Remediation Guide 11 min read

How to Fix DNS Misconfigurations

Use this page when the DNS Record Lookup shows missing address records, weak name server redundancy, duplicate SPF entries, or other zone-level gaps that need a safe production fix.

What This Means

DNS misconfigurations rarely break things immediately, which is why they survive migrations and provider changes. The safe fix path starts with an inventory of what the zone should contain, restores availability records first, then consolidates policy records like SPF, DMARC, and CAA once resolution is stable.

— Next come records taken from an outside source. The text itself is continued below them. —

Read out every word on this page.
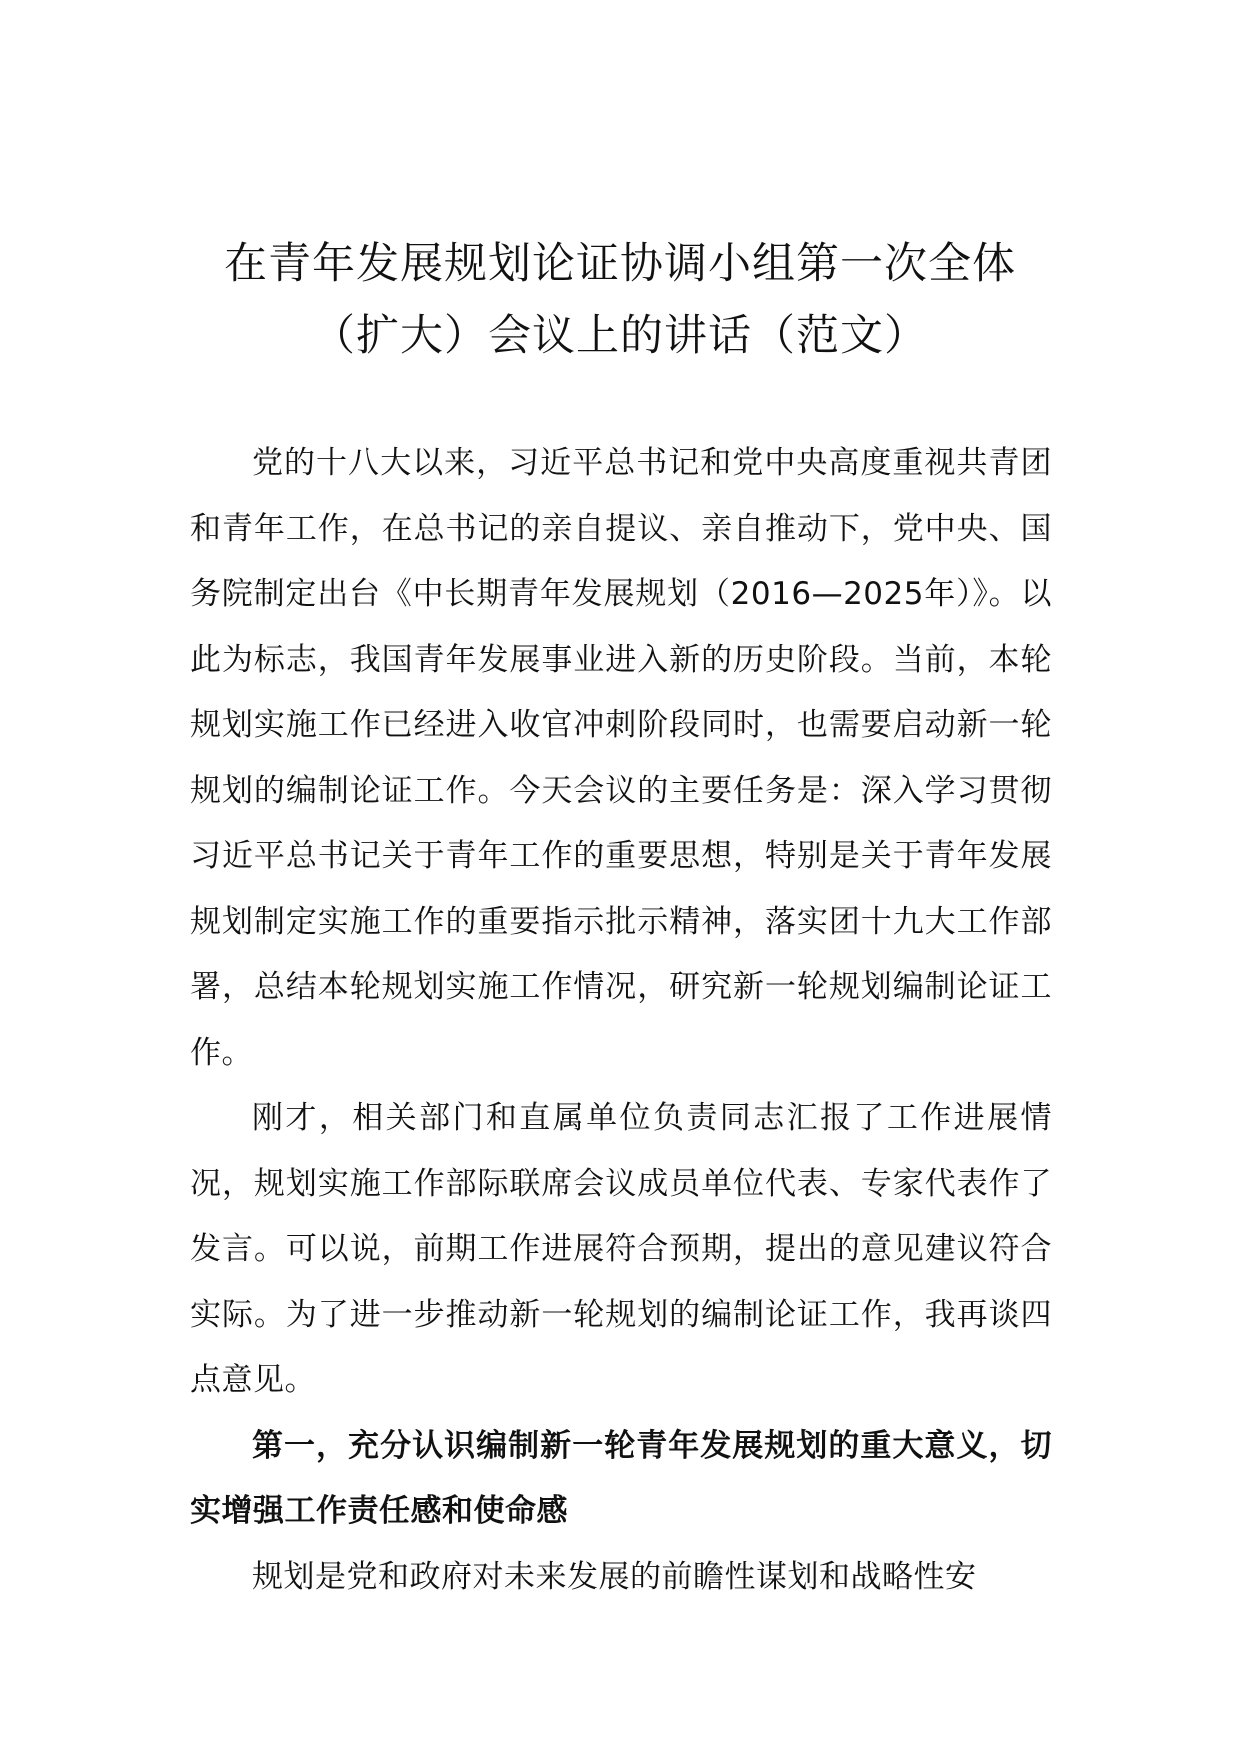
在青年发展规划论证协调小组第一次全体
（扩大）会议上的讲话（范文）

党的十八大以来，习近平总书记和党中央高度重视共青团和青年工作，在总书记的亲自提议、亲自推动下，党中央、国务院制定出台《中长期青年发展规划（2016—2025年）》。以此为标志，我国青年发展事业进入新的历史阶段。当前，本轮规划实施工作已经进入收官冲刺阶段同时，也需要启动新一轮规划的编制论证工作。今天会议的主要任务是：深入学习贯彻习近平总书记关于青年工作的重要思想，特别是关于青年发展规划制定实施工作的重要指示批示精神，落实团十九大工作部署，总结本轮规划实施工作情况，研究新一轮规划编制论证工作。

刚才，相关部门和直属单位负责同志汇报了工作进展情况，规划实施工作部际联席会议成员单位代表、专家代表作了发言。可以说，前期工作进展符合预期，提出的意见建议符合实际。为了进一步推动新一轮规划的编制论证工作，我再谈四点意见。

第一，充分认识编制新一轮青年发展规划的重大意义，切实增强工作责任感和使命感

规划是党和政府对未来发展的前瞻性谋划和战略性安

SignalWhat to verifyWhy it matters
Missing A/AAAAWhether the apex and www resolve to current infrastructureUsers and integrations fail silently when address records are absent or stale.
Single name serverHow many authoritative servers answer for the zoneOne name server makes DNS a single point of failure for everything.
Duplicate SPFHow many v=spf1 TXT records existMultiple SPF records cause permanent authentication errors at receivers.
Missing DMARC or CAAWhether policy records exist at the right namesAbsent policy leaves the domain open to spoofing and uncontrolled issuance.

Common Causes

Patterns worth checking first

  • Migration leftovers: Records from a previous host or mail provider were never cleaned up after a move.
  • Multiple editors: Different teams and tools add records independently, producing duplicates and drift.
  • Provider defaults: A registrar or host provisioned a minimal zone and nobody completed it.

How To Confirm It Safely

Confirmation steps

  • Query the authoritative name servers directly, not only a public resolver cache.
  • Confirm which DNS provider actually holds the editable zone before changing records.
  • List the services the domain must support: web, mail, subdomains, and certificates.
  • Note current TTLs so you know how long changes take to propagate.

Fix Workflow

  1. Inventory the intended zone. Write down what the domain should serve before touching records.
  2. Restore availability records. Fix missing A/AAAA records and add a second name server first.
  3. Consolidate mail records. Merge duplicate SPF entries into one record and publish a DMARC policy.
  4. Publish issuance policy and retest. Add CAA records for the CAs you use, then re-run the DNS Record Lookup.

Implementation Examples

Consolidated SPF record
example.com.  IN TXT "v=spf1 include:_spf.google.com include:sendgrid.net ~all"
Redundant name servers
example.com.  IN NS ns1.dnsprovider.com.
example.com.  IN NS ns2.dnsprovider.com.

Rollout Risks

TTL caching can hide both fixes and mistakes

Resolvers keep serving the old answer until the record TTL expires.

  • Lower TTLs before planned changes when possible.
  • Validate against the authoritative servers, not only cached resolvers.
  • Wait a full TTL window before declaring a change failed.
Deleting records can break services you forgot existed

Old-looking records sometimes serve legacy integrations, validation requirements, or vendor mappings.

  • Confirm a record is unused before removing it.
  • Prefer staged removal with monitoring over bulk cleanup.
  • Keep a backup export of the zone before editing.

Validation Checklist

Post-fix validation

  • The apex and www resolve to the intended infrastructure.
  • At least two authoritative name servers answer for the zone.
  • Exactly one SPF record exists and a DMARC policy is published.
  • The DNS Record Lookup confirms the zone matches the intended design.

FAQ

How long do DNS changes take to apply?

Authoritative changes are immediate; what you wait for is resolver cache expiry.

  • Propagation time equals the old record TTL in most cases.
  • Lower TTLs ahead of planned migrations.
  • Test against authoritative servers to verify the change itself.
Can I have more than one TXT record?

Yes, multiple TXT records are fine, but only one of them may be an SPF (v=spf1) record.

  • Merge all SPF mechanisms into a single record.
  • Verification and other TXT records can coexist normally.